The search for safe therapies to delay AD onset is urgent. While E2 is neuroprotective, its clinical use is hindered by oncologic and thrombotic risks. Furthermore, the efficacy of estrogen replacement therapy (ERT) is tied to a “critical period” or “window of opportunity” for therapeutic intervention [
10]. Research indicates that ERT may be primarily beneficial if initiated early in endocrine aging, specifically during perimenopause and early postmenopause, before irreversible cellular damage accumulates. Intervening during this crucial window may prevent cognitive decline and decrease dementia risk. This hypothesis plausibly explains the failure of large-scale trials such as the Women’s Health Initiative (WHI), which enrolled older postmenopausal women (mean age > 63), thereby missing the neuroprotective window [
39]. Beyond the timing of intervention, ERT safety and efficacy depend significantly on formulation, posology, and route of administration (e.g., transdermal vs. oral). Oral administration of E2 or ethinylestradiol (EE) is often associated with hepatic first-pass effects, increasing the synthesis of coagulation factors and sex hormone-binding globulin (SHBG), thereby heightening the risk of venous thromboembolism (VTE) [
14]. In contrast, transdermal E2 formulations are associated with superior cognitive outcomes, likely by maintaining stable physiological hormone levels and avoiding hepatic metabolism [
40]. Crucially, these benefits are maximized when therapy is initiated within five years of menopause, further supporting the critical window hypothesis for neuroprotection [
40]. Despite estrogen’s neuroprotective potential, using ERT to prevent dementia remains heavily debated due to conflicting clinical evidence. For instance, recent Women’s Health Initiative (WHI) data do not support ERT for preventing chronic diseases like dementia [
41]. Conversely, retrospective analyses indicate that longer ERT duration and specific formulations significantly reduce AD risk [
42]. This discrepancy highlights the critical need for precision medicine approaches tailored to patient age, formulation, and treatment timing.

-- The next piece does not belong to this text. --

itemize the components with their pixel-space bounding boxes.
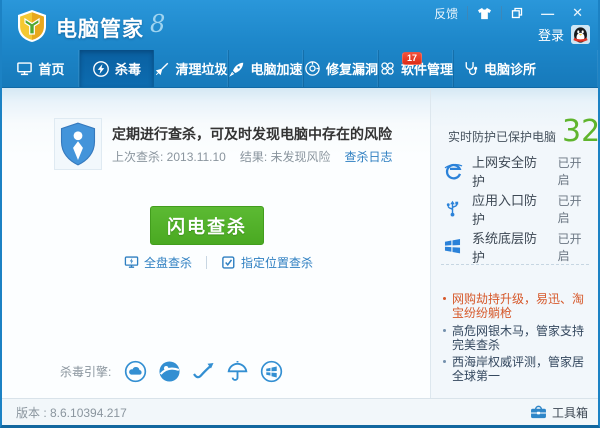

In this context, E4 presents a compelling alternative. Clinical data indicate that E4 minimally affects liver metabolism, SHBG levels, and hemostasis compared with EE-containing products, thereby suggesting a lower thrombotic risk, and displays potentially reduced breast proliferation risk [
15]. By coupling these safety advantages with the robust neuroprotection demonstrated here, E4 emerges as a highly promising candidate for long-term preventive strategies in menopausal women. Ultimately, our data provide the first preclinical evidence that E4 improves mitochondrial health and neuronal integrity in the context of AD pathology, potentially offering a safer “window of opportunity” intervention than current standard-of-care estrogens.